The Bottleneck Birthday Problem
Chijul B. Tripathy
TL;DR
The paper studies the Bottleneck Birthday Problem, seeking the largest group size n that keeps the maximum daily count of birthdays at or below r with probability at least 1/2. It develops and analyzes multiple exact recurrences for computing P(m,n,r), including one-day-at-a-time, counting-based, restricted-Stirling-number-based, and direct probability recurrences, each with distinct space-time tradeoffs. The authors implement these recurrences with arbitrary-precision arithmetic and compare their performance, highlighting the direct probability recurrence as the most efficient for probability evaluation and the counting approaches for structural insight.
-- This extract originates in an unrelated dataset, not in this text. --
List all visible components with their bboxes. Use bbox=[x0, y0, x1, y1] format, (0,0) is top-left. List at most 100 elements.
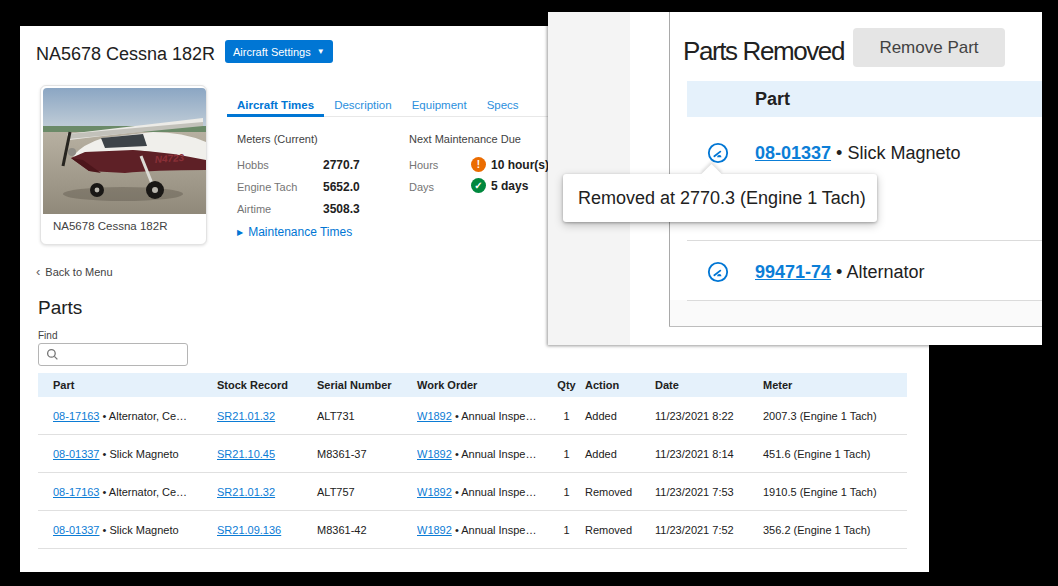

The results have practical relevance to hashing, load balancing, and resource allocation, and the work outlines directions for extending BBP to non-uniform distributions and higher-dimensional settings.
Abstract
We introduce a fun problem that can be considered as a variant of the classic birthday problem, the Bottleneck Birthday Problem (BBP). It is stated as: what is the maximum number of people we have to choose so that no day of the year has more than $r \geq 1$ birthdays incident on it with probability at least 1/2? We provide a survey of techniques used in the literature on occupancy and load balancing problems to derive recurrence relations for exact computation of the probability and the number of people, keeping probability fixed at a threshold. Further, we show that restricted Stirling numbers of the second kind can be used to derive an additional recurrence, in a novel way. We provide numerical results from an implementation of the recurrences.